Justice for Bloody Sunday victims after 40 years
[TamilNet, Wednesday, 16 June 2010, 02:10 GMT]
British Prime Minister, David Cameron, addressing the House of Commons Tuesday afternoon after the release of Saville Report on the killing of thirteen civil rights marchers in Northern Ireland in January 1972, acknowledged that British paratroopers had fired on fleeing unarmed civilians, that British soldiers had fired the first shot, many of the soldiers lied about their actions, and that British soldiers had shot and killed already wounded civilians. The Prime Minister then apologized on behalf of the British Government, according to a BBC report.
On bloody Sunday, twenty-six unarmed civil rights protesters or bystanders were shot by the British Army Parachute Regiment during a Northern Ireland Civil Rights Association march. Thirteen men, seven of whom were teenagers, died immediately or soon after, while the death of another man four and a half months later has been attributed to the injuries he received on the day.
Two protesters were injured when they were run down by army vehicles. The report of the Saville Inquiry, which has been accepted by the British government, found that all of those shot were unarmed, and that the killings were "unjustified and unjustifiable." Five of those wounded were shot in the back.

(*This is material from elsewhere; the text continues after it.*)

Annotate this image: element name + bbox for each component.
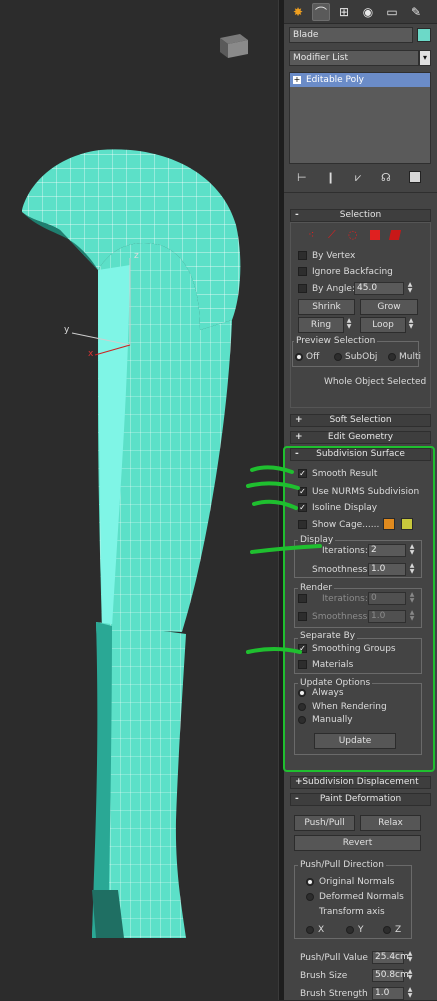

Prime Minister Tony Blair appointed Lord Saville of Newdigate, as chairperson for a commision of inquiry in 1998 after campaigns for a second inquiry by families of those killed and injured in Derry on Bloody Sunday.
The inquiry was set up to establish a definitive version of the events, superseding the tribunal set up under Lord Widgery that had reported on 19 April 1972, 11 weeks after the events, and to resolve the accusations of a whitewash that had surrounded Widgery report.